E’ in questo contesto, nella disperata ricerca di un medico che curi la gastrite e la colite della donna, che la Leone traccia, attraverso la storia di questi due mali, la genesi dell’Umanità e dei rapporti madri e figli - fin da tempi remoti in cui la madre veniva chiamata, addirittura, mammut!-. Divertentissima tale genesi, a partire dall’origine del mondo da un brodo primordiale, costituito da idrogeno, carbonio e ammoniaca (medesima composizione del Napisan!) e di madri primordiali che fanno una gran fatica a sbrinare l’era glaciale per liberarne un blocco di tortellini da cuocere. Inevitabile chiamare in causa il paladino dei tortellini multi gusto: è possibile che Giovanni esistesse, ancor prima della rana, anfibio? Che sia stato tale brodo ad aver generato la gastrite? Poi, nonostante la ricetta del brodo sia cambiata nei secoli, giungendo al brodo “Tanto amore Star”, perché la gastrite ci tormenta ancora?

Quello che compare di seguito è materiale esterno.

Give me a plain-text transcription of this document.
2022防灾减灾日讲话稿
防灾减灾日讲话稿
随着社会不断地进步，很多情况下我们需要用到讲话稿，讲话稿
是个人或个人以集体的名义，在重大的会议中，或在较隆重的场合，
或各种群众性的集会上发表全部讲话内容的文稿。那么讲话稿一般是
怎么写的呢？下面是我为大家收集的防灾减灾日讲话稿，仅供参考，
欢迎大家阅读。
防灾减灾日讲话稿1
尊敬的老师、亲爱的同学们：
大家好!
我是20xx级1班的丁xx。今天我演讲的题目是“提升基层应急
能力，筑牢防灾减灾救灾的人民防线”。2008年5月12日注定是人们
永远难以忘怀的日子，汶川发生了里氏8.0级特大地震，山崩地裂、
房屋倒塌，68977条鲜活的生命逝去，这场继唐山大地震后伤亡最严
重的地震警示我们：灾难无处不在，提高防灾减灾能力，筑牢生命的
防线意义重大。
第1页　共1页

Sane risate, dietro le quali si cela la riflessione riguardo l’Italia, in quest’era Cenozoica (detta così, perché si parla continuamente di cene, cibo, ricette in programmi tv, opuscoli, ma, nella quale, un manipolo di “famosi”per avere la fama patisce la fame) in cui non sappiamo più dove finisce l’amore ed inizia la gastrite.

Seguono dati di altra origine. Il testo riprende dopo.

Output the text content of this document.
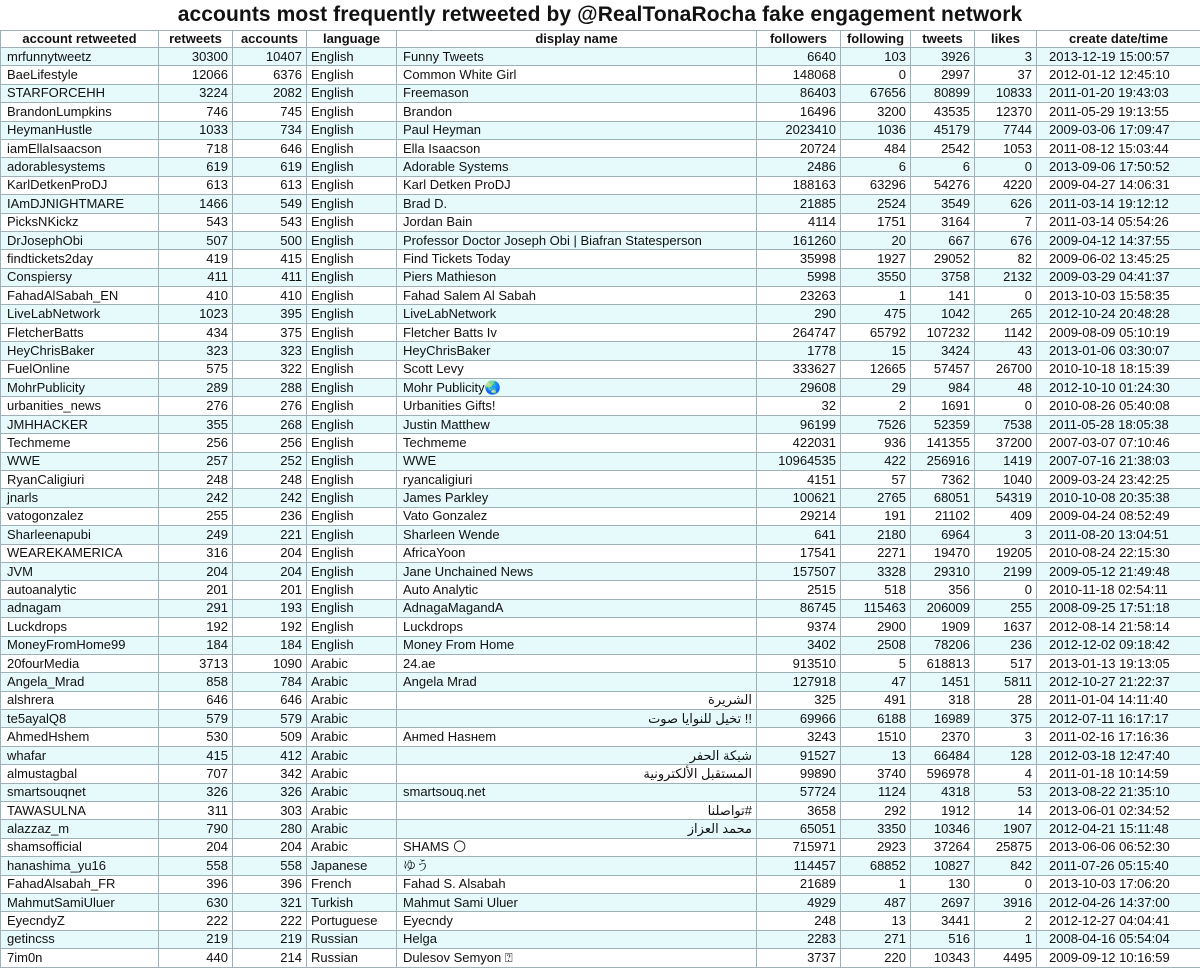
accounts most frequently retweeted by @RealTonaRocha fake engagement network
account retweeted	retweets	accounts	language	display name	followers	following	tweets	likes	create date/time
mrfunnytweetz	30300	10407	English	Funny Tweets	6640	103	3926	3	2013-12-19 15:00:57
BaeLifestyle	12066	6376	English	Common White Girl	148068	0	2997	37	2012-01-12 12:45:10
STARFORCEHH	3224	2082	English	Freemason	86403	67656	80899	10833	2011-01-20 19:43:03
BrandonLumpkins	746	745	English	Brandon	16496	3200	43535	12370	2011-05-29 19:13:55
HeymanHustle	1033	734	English	Paul Heyman	2023410	1036	45179	7744	2009-03-06 17:09:47
iamEllaIsaacson	718	646	English	Ella Isaacson	20724	484	2542	1053	2011-08-12 15:03:44
adorablesystems	619	619	English	Adorable Systems	2486	6	6	0	2013-09-06 17:50:52
KarlDetkenProDJ	613	613	English	Karl Detken ProDJ	188163	63296	54276	4220	2009-04-27 14:06:31
IAmDJNIGHTMARE	1466	549	English	Brad D.	21885	2524	3549	626	2011-03-14 19:12:12
PicksNKickz	543	543	English	Jordan Bain	4114	1751	3164	7	2011-03-14 05:54:26
DrJosephObi	507	500	English	Professor Doctor Joseph Obi | Biafran Statesperson	161260	20	667	676	2009-04-12 14:37:55
findtickets2day	419	415	English	Find Tickets Today	35998	1927	29052	82	2009-06-02 13:45:25
Conspiersy	411	411	English	Piers Mathieson	5998	3550	3758	2132	2009-03-29 04:41:37
FahadAlSabah_EN	410	410	English	Fahad Salem Al Sabah	23263	1	141	0	2013-10-03 15:58:35
LiveLabNetwork	1023	395	English	LiveLabNetwork	290	475	1042	265	2012-10-24 20:48:28
FletcherBatts	434	375	English	Fletcher Batts Iv	264747	65792	107232	1142	2009-08-09 05:10:19
HeyChrisBaker	323	323	English	HeyChrisBaker	1778	15	3424	43	2013-01-06 03:30:07
FuelOnline	575	322	English	Scott Levy	333627	12665	57457	26700	2010-10-18 18:15:39
MohrPublicity	289	288	English	Mohr Publicity🌏	29608	29	984	48	2012-10-10 01:24:30
urbanities_news	276	276	English	Urbanities Gifts!	32	2	1691	0	2010-08-26 05:40:08
JMHHACKER	355	268	English	Justin Matthew	96199	7526	52359	7538	2011-05-28 18:05:38
Techmeme	256	256	English	Techmeme	422031	936	141355	37200	2007-03-07 07:10:46
WWE	257	252	English	WWE	10964535	422	256916	1419	2007-07-16 21:38:03
RyanCaligiuri	248	248	English	ryancaligiuri	4151	57	7362	1040	2009-03-24 23:42:25
jnarls	242	242	English	James Parkley	100621	2765	68051	54319	2010-10-08 20:35:38
vatogonzalez	255	236	English	Vato Gonzalez	29214	191	21102	409	2009-04-24 08:52:49
Sharleenapubi	249	221	English	Sharleen Wende	641	2180	6964	3	2011-08-20 13:04:51
WEAREKAMERICA	316	204	English	AfricaYoon	17541	2271	19470	19205	2010-08-24 22:15:30
JVM	204	204	English	Jane Unchained News	157507	3328	29310	2199	2009-05-12 21:49:48
autoanalytic	201	201	English	Auto Analytic	2515	518	356	0	2010-11-18 02:54:11
adnagam	291	193	English	AdnagaMagandA	86745	115463	206009	255	2008-09-25 17:51:18
Luckdrops	192	192	English	Luckdrops	9374	2900	1909	1637	2012-08-14 21:58:14
MoneyFromHome99	184	184	English	Money From Home	3402	2508	78206	236	2012-12-02 09:18:42
20fourMedia	3713	1090	Arabic	24.ae	913510	5	618813	517	2013-01-13 19:13:05
Angela_Mrad	858	784	Arabic	Angela Mrad	127918	47	1451	5811	2012-10-27 21:22:37
alshrera	646	646	Arabic	الشريرة	325	491	318	28	2011-01-04 14:11:40
te5ayalQ8	579	579	Arabic	!! تخيل للنوايا صوت	69966	6188	16989	375	2012-07-11 16:17:17
AhmedHshem	530	509	Arabic	Aнmed Hasнem	3243	1510	2370	3	2011-02-16 17:16:36
whafar	415	412	Arabic	شبكة الحفر	91527	13	66484	128	2012-03-18 12:47:40
almustagbal	707	342	Arabic	المستقبل الألكترونية	99890	3740	596978	4	2011-01-18 10:14:59
smartsouqnet	326	326	Arabic	smartsouq.net	57724	1124	4318	53	2013-08-22 21:35:10
TAWASULNA	311	303	Arabic	#تواصلنا	3658	292	1912	14	2013-06-01 02:34:52
alazzaz_m	790	280	Arabic	محمد العزاز	65051	3350	10346	1907	2012-04-21 15:11:48
shamsofficial	204	204	Arabic	SHAMS 🌕	715971	2923	37264	25875	2013-06-06 06:52:30
hanashima_yu16	558	558	Japanese	ゆう	114457	68852	10827	842	2011-07-26 05:15:40
FahadAlsabah_FR	396	396	French	Fahad S. Alsabah	21689	1	130	0	2013-10-03 17:06:20
MahmutSamiUluer	630	321	Turkish	Mahmut Sami Uluer	4929	487	2697	3916	2012-04-26 14:37:00
EyecndyZ	222	222	Portuguese	Eyecndy	248	13	3441	2	2012-12-27 04:04:41
getincss	219	219	Russian	Helga	2283	271	516	1	2008-04-16 05:54:04
7im0n	440	214	Russian	Dulesov Semyon ⍰	3737	220	10343	4495	2009-09-12 10:16:59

E’ poi la volta di bimbi primordiali e pannolini di pietra, antico retaggio dell’odierna postura del neonato che impara a camminare, in quel magico momento in cui tutti ti amano e, solo perché sei venuto al mondo, ti riempiono d’attenzioni e non hai mai colpa di nulla: il periodo più bello della vita ma del quale –ahinoi- non ricordiamo mai niente, essendo troppo piccoli quando lo si vive.
Dal pannolino per i bimbi, a quello per donne, prima fertili e poi tardone, il passo è brevissimo e non è questa la sede esatta per virgolettare molte battute, vi assicuro degne di nota. Un’ora e trenta di comicità vigorosa che bacchetta un po’ alcuni padri e che, per questa volta, non chiama in causa la politica (a tal proposito sono celebri le performances televisive, nei programmi della Dandini e poi a teatro, fin dalla metà degli anni ’80, oltre a numerosi films) e che il pubblico del Centrale premia con fragorosi e lunghi applausi.
Una donna forte, la Leone, che ha lottato contro la malattia, riprendendo in mano la vita e riappropriandosi quasi totalmente della sua fisicità. Visibilmente commossa, a fine spettacolo, ha dichiarato di esserlo, poiché “Carbonia è un luogo che ha vissuto (e vive) difficoltà spaventose, ma che non ha perso la gioia di partecipare, vivere e sorridere” ed ha continuato ringraziando il pubblico per “l'intensa purezza delle proprie risate e per la gioia che le è stata regalata, nel sentire gli spettatori felici ed emozionati”; spettatori che ha immortalato poi, dal palco – con se stessa in primo piano- in una bella foto ricordo che oggi campeggia, insieme ai ringraziamenti nella sua pagina Facebook. Compare scritto, nero su bianco, alla fine dello spettacolo “Dedicato a mia madre, che non è nessuna di quelle dello spettacolo, è la mia” e noi usciamo da teatro soddisfatti, con ancora nelle orecchie "Mamma" di Beniamino Gigli.